ESET has an extensive award winning history, winning our first VB100 in 1998, earning 60 by 2010 and being awarded a unique award for 10 years of VB100 executive awards in 2013. We also have an extensive research presence, most recently helping to shut down the Mumblehard botnet.
We pride ourselves on working closely with our partners, like Yellowbus, whether it’s providing marketing materials, having a presence at events, performing technical and sales training, or in any other way we can help.
Big data breaches have been grabbing a lot of headlines recently. It’s not uncommon to see “millions of user’s vulnerable” or “business loses users’ personal information”.
What we see less of, but is potentially even more frightening, is how malware can affect companies who don’t necessarily hold a great deal of public data.
Generally speaking data is the primary target when trying to breach a business because customer data, sales information and other privileged data is the life-blood of any business and has inherent value.
What about when it is not the main target or not the target at all? Although highly specific we shouldn't forget the effect that an infection could potentially have on the actual systems of a large industrial facility or power plant.
Stuxnet, discovered in June 2010, caused havoc throughout Iranian Nuclear centrifuges and although it seems to have been highly targeted, there are still lessons to be learned.
One of those lessons is remembering that if part of your power plant, office, home, or other premises uses a computer system of any kind it can, with the right know-how, time and determination, be targeted and infected: it’s always safe to assume the worst and take adequate measures to be as safe as possible.
This safety may be as simple as disconnecting from any external network and strictly vetting anything that connects to your internal network but increasingly everything is growing more interconnected.
You need to take steps to make your network as air-tight as possible. A multi layered approach is key: active anti-malware scanning, encryption, firewall, distinct levels of access and permissions and user education are a good start.
This is the case with any business whether you’re a one-man-band in your home office, small local business, a huge multinational, or a utilities provider. Cyber security is not a luxury, it is a necessity.
As Mark James, ESET IT Security Specialist, puts it:
“With so many attack vectors available for the cyber-criminal these days it’s important to at least do your very best to make things as hard as possible for them. You are never going to be 100% safe but there is plenty you can do to protect yourself.

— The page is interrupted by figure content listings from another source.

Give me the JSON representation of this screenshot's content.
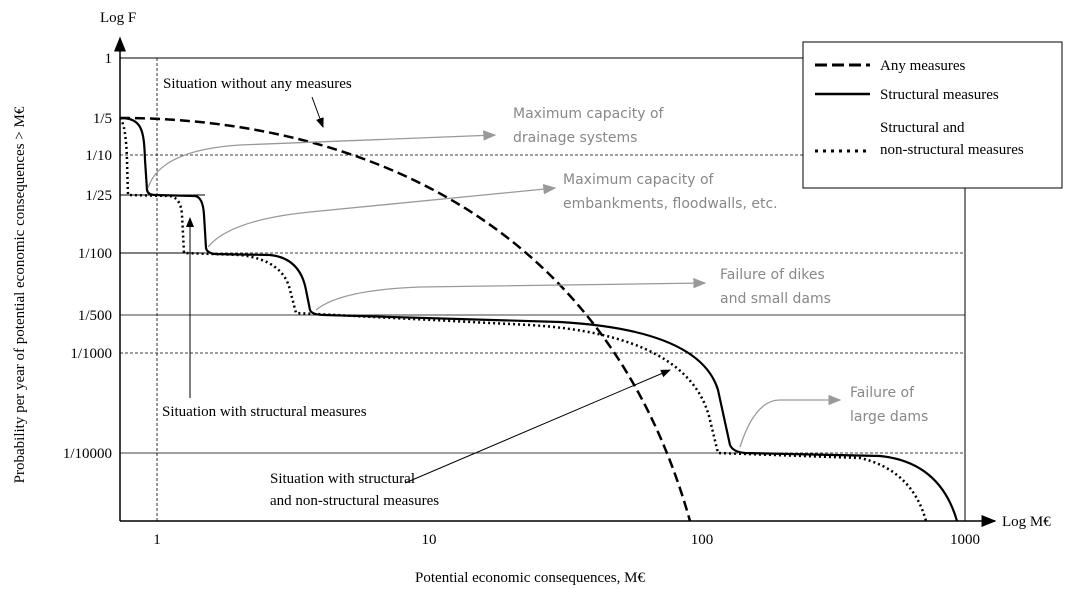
{
  "axes": {
    "y_label": "Log F",
    "x_label": "Log M€",
    "y_title": "Probability per year of potential economic consequences > M€",
    "x_title": "Potential economic consequences, M€"
  },
  "yticks": [
    "1",
    "1/5",
    "1/10",
    "1/25",
    "1/100",
    "1/500",
    "1/1000",
    "1/10000"
  ],
  "xticks": [
    "1",
    "10",
    "100",
    "1000"
  ],
  "legend": [
    "Any measures",
    "Structural measures",
    [
      "Structural and",
      "non-structural measures"
    ]
  ],
  "annotations": {
    "without": "Situation without any measures",
    "structural": "Situation with structural measures",
    "nonstructural": [
      "Situation with structural",
      "and non-structural measures"
    ],
    "drainage": [
      "Maximum capacity of",
      "drainage systems"
    ],
    "embankments": [
      "Maximum capacity of",
      "embankments, floodwalls, etc."
    ],
    "dikes": [
      "Failure of  dikes",
      "and small dams"
    ],
    "large": [
      "Failure of",
      "large dams"
    ]
  }
}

“IT is used in almost everything we do these days from smartphones to withdrawing cash from an ATM, everything is automated and this includes how your energy is supplied to you.
“The backbone to every business should be a secure IT infrastructure that is maintainable and capable of evolving as new threats are found, good internet security, user education and data monitoring is an absolute must.
“But even having all the automation won’t necessarily protect you, your weakest link will be the user so it’s imperative they are educated on existing threats and kept up to date on new emerging techniques.”